Under the terms of the Sales Agreement, the Company may also sell shares of common stock to an Agent as principal for its own account at a price agreed upon at the time of such sale. If the Company sells shares of common stock to an Agent as principal, the Company will enter into a separate terms agreement with the Agent, and the Company will describe such agreement in a separate prospectus supplement or pricing supplement. Actual sales will depend on a variety of factors to be determined by the Company from time to time.
The Company intends to use the net proceeds from the offering for general corporate purposes, which may include the repayment of outstanding borrowings or the acquisition of the Company’s target assets in accordance with the Company’s investment strategy.

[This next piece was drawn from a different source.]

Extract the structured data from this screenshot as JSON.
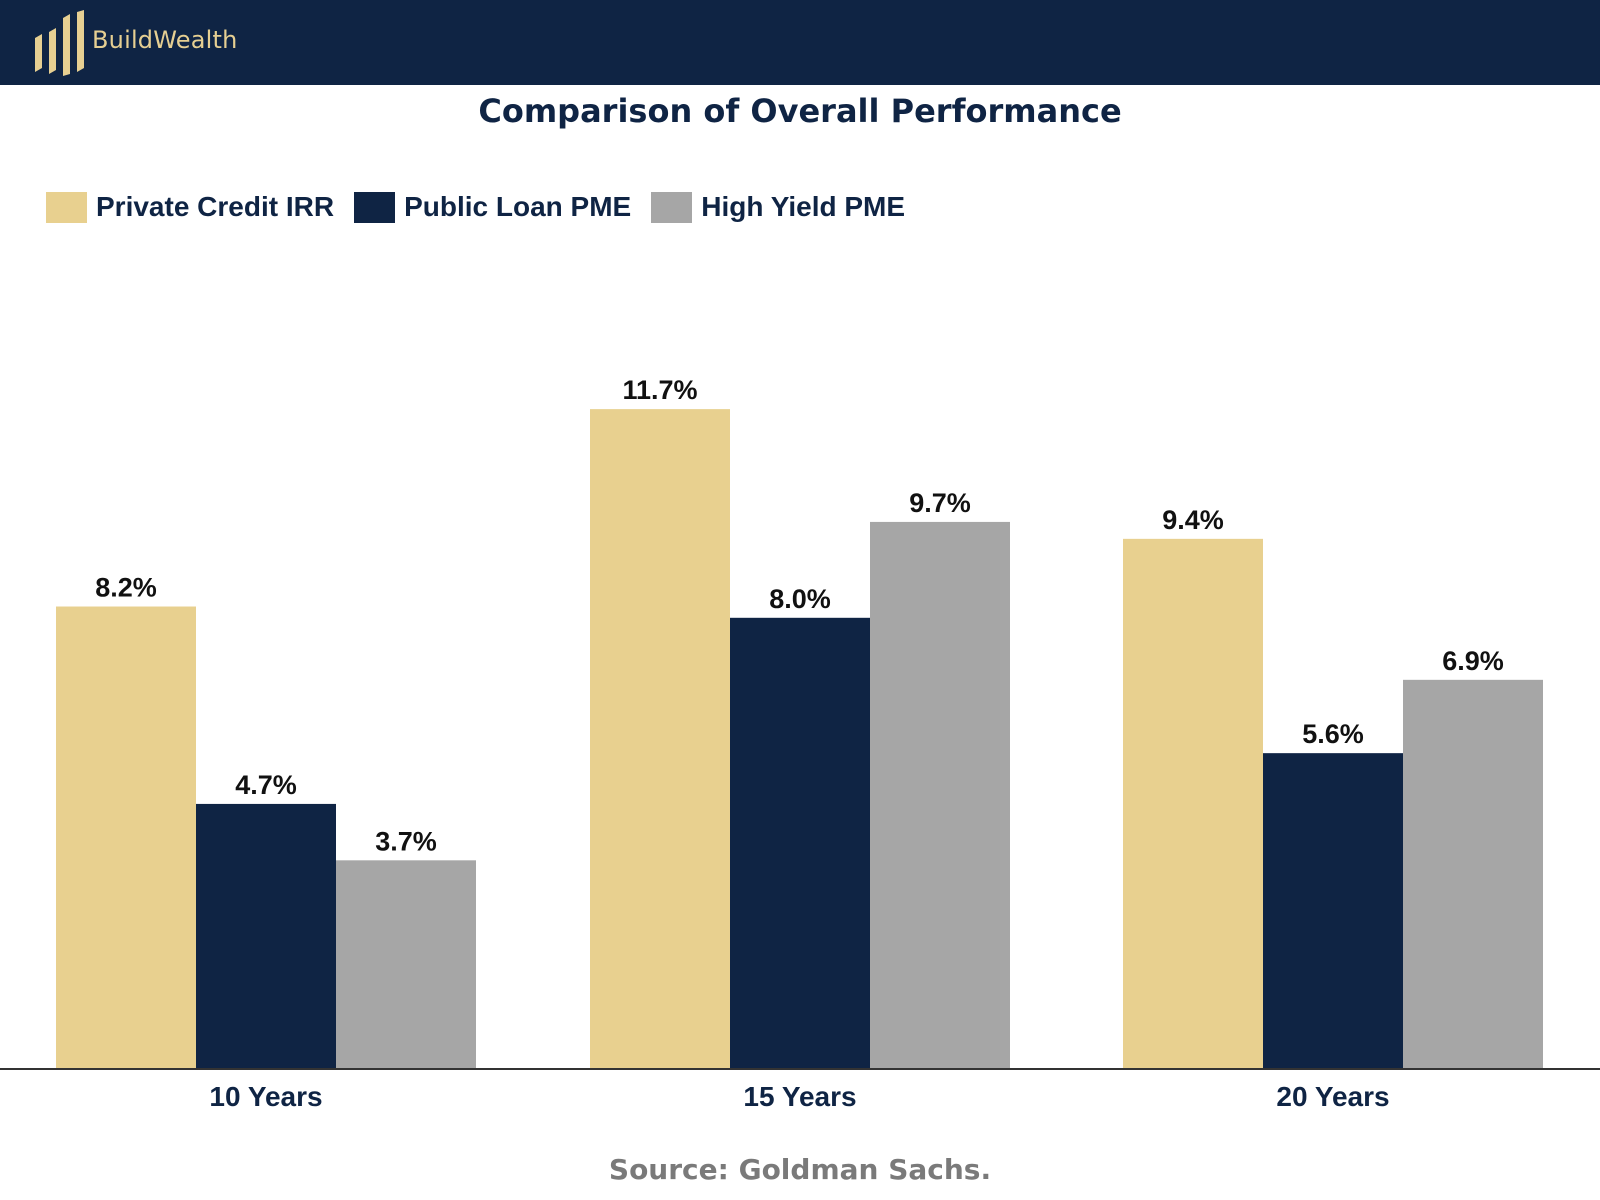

The Sales Agreement provides that the applicable Agent will be entitled to compensation for its services of an amount that is up to, but may be less than, 2.0% of the gross sales price of all shares of common stock sold through it as Agent under the Sales Agreement. The Company has no obligation to sell any shares of common stock under the Sales Agreement, and may at any time suspend solicitation and offers under the Sales Agreement.
Shares of common stock sold under the ATM Program will be issued pursuant to the Company’s automatic shelf registration statement, as defined under Rule 405 under the Securities Act, on Form S-3 (Registration No. 333-285461) (the “Registration Statement”). The Company filed a prospectus supplement (the “Prospectus Supplement”), dated February 28, 2025, with the Securities and Exchange Commission in connection with the offer and sale of shares of common stock under the ATM Program.